Executing program on Process and Thread

The Operating System gives the process a “slab” of memory to work with and all application state is kept in that private memory space. When you close the application, the process also goes away and the Operating System frees up the memory. A process can ask the Operating System to spin up another process to run different tasks.

If two processes need to talk, they can do so by using Inter Process Communication (IPC) . Many applications are designed to work this way so that if a worker process get unresponsive, it can be restarted without stopping other processes which are running different parts of the application.

Browser Architecture

So however, may be a applications program designed exploitation processes and threads? Well, it may be one method with many alternative threads or many alternative processes with many threads’ communication over IPC.

There is no customary specification on however one would possibly build an internet browser. At the highest is that the browser method coordinate with different processes that lookout of various elements of the applying. For the renderer method, multiple processes are created and appointed to every tab. Until terribly recently, Chrome gave every tab a method once it could; currently it tries to administer every website its own method, together with iframes.

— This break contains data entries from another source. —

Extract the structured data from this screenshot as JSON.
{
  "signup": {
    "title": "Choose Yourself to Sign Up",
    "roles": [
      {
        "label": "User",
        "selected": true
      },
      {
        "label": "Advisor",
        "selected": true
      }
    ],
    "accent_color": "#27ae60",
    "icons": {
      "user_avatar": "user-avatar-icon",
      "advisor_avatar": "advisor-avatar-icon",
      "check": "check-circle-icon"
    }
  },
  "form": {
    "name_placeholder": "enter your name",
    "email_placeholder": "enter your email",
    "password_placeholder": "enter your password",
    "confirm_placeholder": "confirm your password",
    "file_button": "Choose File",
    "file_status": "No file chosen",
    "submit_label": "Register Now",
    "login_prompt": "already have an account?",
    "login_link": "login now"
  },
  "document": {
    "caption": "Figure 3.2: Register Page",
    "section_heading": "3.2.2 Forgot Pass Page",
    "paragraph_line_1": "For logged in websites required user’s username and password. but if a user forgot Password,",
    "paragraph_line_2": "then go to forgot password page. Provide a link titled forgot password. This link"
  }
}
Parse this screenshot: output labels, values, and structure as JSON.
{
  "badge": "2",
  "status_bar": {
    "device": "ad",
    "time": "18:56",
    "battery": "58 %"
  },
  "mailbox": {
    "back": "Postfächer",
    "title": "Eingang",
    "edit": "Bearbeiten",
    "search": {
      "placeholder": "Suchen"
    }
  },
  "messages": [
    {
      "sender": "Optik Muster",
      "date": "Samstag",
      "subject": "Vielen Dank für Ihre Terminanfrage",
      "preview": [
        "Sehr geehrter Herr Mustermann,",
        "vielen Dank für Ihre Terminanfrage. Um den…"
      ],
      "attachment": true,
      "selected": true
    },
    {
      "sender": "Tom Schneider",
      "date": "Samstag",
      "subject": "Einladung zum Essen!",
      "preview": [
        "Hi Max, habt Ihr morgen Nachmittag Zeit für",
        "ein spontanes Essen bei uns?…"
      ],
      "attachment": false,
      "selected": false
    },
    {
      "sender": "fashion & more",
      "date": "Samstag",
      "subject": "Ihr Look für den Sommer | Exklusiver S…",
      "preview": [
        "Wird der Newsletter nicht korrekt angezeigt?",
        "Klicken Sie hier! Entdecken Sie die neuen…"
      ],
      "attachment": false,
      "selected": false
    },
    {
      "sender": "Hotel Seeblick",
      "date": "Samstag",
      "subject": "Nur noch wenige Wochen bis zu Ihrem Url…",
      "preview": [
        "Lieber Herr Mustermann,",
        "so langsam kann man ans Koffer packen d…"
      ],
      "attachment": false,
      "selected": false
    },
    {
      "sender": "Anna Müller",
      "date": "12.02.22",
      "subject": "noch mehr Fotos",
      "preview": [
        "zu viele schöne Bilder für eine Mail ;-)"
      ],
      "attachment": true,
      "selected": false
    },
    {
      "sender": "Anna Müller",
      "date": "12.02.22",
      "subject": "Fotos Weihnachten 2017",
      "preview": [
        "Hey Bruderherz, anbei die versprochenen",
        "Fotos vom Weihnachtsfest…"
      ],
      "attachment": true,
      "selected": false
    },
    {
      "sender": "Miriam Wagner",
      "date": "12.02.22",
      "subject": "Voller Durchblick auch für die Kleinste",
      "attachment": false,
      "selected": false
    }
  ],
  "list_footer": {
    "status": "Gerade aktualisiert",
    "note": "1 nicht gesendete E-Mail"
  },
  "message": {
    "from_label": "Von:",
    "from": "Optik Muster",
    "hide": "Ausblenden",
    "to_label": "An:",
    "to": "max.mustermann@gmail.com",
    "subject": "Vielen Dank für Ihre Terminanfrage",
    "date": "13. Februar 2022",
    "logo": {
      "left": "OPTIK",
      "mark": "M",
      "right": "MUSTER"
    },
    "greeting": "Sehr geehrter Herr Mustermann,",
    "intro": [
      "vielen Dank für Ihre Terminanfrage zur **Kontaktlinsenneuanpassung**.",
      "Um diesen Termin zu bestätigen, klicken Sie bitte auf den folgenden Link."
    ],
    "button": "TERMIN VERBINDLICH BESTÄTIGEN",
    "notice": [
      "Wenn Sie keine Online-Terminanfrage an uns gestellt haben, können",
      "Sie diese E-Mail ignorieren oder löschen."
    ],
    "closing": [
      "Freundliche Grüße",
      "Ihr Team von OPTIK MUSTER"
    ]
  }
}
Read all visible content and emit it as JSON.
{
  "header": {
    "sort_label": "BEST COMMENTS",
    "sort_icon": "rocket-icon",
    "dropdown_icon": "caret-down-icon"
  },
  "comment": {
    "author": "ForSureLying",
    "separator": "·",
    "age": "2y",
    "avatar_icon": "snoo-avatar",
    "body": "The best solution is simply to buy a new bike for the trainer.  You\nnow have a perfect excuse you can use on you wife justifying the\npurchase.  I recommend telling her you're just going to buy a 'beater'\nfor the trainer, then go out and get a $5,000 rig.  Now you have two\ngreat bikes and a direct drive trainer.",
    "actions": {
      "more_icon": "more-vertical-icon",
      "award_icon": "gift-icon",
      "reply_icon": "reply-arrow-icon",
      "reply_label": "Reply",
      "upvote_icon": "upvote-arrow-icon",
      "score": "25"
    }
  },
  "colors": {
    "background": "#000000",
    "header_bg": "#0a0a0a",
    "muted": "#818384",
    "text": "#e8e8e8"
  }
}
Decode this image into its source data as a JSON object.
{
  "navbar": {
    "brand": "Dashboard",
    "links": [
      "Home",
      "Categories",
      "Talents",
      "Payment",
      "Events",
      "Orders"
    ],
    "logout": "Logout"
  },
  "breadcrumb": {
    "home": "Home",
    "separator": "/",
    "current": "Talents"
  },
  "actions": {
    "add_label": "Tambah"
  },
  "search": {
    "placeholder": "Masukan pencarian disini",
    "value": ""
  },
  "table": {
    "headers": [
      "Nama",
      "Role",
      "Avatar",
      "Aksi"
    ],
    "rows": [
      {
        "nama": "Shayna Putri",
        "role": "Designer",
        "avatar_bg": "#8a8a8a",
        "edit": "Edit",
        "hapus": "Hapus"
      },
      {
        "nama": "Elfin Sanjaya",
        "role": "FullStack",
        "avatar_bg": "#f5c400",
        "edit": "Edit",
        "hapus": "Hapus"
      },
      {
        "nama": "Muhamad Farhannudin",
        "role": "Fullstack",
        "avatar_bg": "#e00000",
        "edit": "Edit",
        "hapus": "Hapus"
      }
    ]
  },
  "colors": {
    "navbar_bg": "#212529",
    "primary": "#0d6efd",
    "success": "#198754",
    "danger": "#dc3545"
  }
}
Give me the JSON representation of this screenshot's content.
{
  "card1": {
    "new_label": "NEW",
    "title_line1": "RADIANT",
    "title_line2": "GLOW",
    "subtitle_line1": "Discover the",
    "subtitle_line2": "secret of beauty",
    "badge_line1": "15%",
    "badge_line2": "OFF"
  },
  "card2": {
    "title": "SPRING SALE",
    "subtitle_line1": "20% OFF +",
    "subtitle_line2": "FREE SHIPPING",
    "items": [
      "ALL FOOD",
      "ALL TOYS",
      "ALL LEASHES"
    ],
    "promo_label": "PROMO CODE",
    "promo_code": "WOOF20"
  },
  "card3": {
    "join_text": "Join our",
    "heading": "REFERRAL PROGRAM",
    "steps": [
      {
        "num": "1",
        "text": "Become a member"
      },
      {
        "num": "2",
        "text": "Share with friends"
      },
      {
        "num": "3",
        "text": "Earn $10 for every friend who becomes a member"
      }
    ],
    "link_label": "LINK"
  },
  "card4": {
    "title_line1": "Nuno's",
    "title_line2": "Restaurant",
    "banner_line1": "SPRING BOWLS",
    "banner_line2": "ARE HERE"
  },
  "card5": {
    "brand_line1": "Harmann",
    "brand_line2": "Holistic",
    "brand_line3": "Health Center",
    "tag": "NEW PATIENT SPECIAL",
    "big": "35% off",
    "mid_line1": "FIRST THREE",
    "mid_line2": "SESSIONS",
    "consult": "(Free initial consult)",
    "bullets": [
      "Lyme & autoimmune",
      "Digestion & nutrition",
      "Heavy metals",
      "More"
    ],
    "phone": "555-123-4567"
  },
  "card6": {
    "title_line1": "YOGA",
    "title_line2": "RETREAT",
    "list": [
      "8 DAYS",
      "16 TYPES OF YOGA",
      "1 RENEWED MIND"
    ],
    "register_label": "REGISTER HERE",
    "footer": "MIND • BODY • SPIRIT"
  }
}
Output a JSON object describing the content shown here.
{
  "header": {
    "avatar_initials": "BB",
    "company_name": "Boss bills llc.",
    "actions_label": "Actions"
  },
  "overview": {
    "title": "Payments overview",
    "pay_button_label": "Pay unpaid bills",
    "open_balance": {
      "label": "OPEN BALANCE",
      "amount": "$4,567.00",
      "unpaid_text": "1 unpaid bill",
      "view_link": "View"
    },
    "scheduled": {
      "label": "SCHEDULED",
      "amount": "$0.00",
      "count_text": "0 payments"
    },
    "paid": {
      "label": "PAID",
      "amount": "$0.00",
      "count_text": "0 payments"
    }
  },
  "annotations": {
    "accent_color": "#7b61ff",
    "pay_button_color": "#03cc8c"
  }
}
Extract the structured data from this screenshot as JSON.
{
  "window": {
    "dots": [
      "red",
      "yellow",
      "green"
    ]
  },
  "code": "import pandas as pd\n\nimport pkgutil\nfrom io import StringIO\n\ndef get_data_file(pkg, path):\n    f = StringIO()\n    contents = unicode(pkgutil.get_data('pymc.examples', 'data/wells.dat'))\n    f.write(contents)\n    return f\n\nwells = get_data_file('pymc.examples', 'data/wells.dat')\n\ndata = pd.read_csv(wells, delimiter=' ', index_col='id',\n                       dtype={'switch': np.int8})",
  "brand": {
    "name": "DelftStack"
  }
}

Browser :- Controls part of the application including address bar, bookmarks, back and forward buttons. Also handles the invisible, privileged parts of a web browser such as network requests and file access.

Renderer :- Controls anything inside of the tab where a website is displayed.

Plugin :- Controls any plugins used by the website, for example, flash.

GPU :- Handles GPU tasks in isolation from other processes. It is separated into different process because GPU handles requests from multiple apps and draw them in the same surface.

Chrome

Chrome was the first browser with a multi-process architecture. Put simply, it encapsulates all logical functions in separate processes. More specifically:

  • One main (browser) process
  • One GPU process
  • Each tab: dedicated process
  • Each extension: dedicated process

Chrome is the only browser with a useful task manager. It can be opened with the keyboard shortcut SHIFT+ESC. As you can see below, Task Manager lists all active Chrome processes with their designated functions. For each process, it shows CPU, network and memory resource usage. It also indicates whether frames are hosted in their page’s process or in dedicated processes (more on that below). Finally, Task Manager shows the Windows OS process ID, which makes it possible to correlate data with other system information tools.

Firefox

Historically, Firefox has been a single-process browser. As it turned out, running the browser UI plus the HTML rendering and JavaScript for all tabs in a single process is a bad idea. It easily freezes the UI, and it might not be optimal from a security point of view, either.

Mozilla started project Electrolysis as a gradual move to a multi-process architecture. This took 9 versions, from Firefox 48 to 56. The current architecture looks like this:

  • One main process
  • One GPU process
  • One extension process
  • Up to 4 content (tab) processes

The current default of 4 content processes might be changed in future versions. At this point, it can be increased to a maximum value of 7 content processes. Work is underway to encapsulate extensions in dedicate processes.

chrome uses multiprocessing and firefox uses multi threading. so each tab in chrome is a process whereas in firefox each tab is a thread. since multithreading is faster, firefox is faster(due to shared memory, context switching is faster in threads).

however, it is important to note that, chrome is less likely to crash since if one tab(process) crashes, it won’t crash the entire browser. opposite is true in case of firefox.